Three applied analyses are presented to explore the utility and versatility of the framework. The first analysis develops a model for complex dynamic behavior of themes in collections of text documents. Documents are modeled as a “bag of words”, and the multinomial distribution is used to characterize uncertainty in the vocabulary terms appearing in each document. State-space models for the natural parameters of the multinomial distribution induce autocorrelation in themes and their proportional representation in the corpus over time.
The second analysis develops a dynamic mixed membership model for Poisson counts. The model is applied to a collection of time series which record neuron level firing patterns in rhesus monkeys.
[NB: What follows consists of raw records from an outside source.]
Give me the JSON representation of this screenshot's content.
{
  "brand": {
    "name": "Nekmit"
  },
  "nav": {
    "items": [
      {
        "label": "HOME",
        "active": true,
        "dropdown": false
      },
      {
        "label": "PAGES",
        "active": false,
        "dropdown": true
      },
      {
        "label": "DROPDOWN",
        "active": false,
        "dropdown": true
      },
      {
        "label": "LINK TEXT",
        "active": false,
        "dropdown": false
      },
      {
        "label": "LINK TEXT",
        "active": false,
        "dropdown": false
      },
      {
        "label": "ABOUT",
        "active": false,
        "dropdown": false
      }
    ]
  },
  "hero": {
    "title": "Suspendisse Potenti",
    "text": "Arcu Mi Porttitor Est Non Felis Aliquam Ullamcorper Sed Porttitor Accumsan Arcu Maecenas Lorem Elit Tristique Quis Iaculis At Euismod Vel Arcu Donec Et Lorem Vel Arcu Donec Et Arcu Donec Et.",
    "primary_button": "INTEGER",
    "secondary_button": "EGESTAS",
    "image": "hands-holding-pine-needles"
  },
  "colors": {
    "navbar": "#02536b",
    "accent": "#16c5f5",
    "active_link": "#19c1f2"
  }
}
The monkey is exposed to two sounds simultaneously, and Gaussian processes are used to smoothly model the time-varying rate at which the neuron’s firing pattern fluctuates between features associated with each sound in isolation.
The third analysis presents a switching dynamic generalized linear model for the time-varying home run totals of professional baseball players. The model endows each player with an age specific latent natural ability class and a performance enhancing drug (PED) use indicator. As players age, they randomly transition through a sequence of ability classes in a manner consistent with traditional aging patterns. When the performance of the player significantly deviates from the expected aging pattern, he is identified as a player whose performance is consistent with PED use.
All three models provide a mechanism for sharing information across related series locally in time. The models are fit with variations on the P ́olya-Gamma Gibbs sampler, MCMC convergence diagnostics are developed, and reproducible inference is emphasized throughout the dissertation.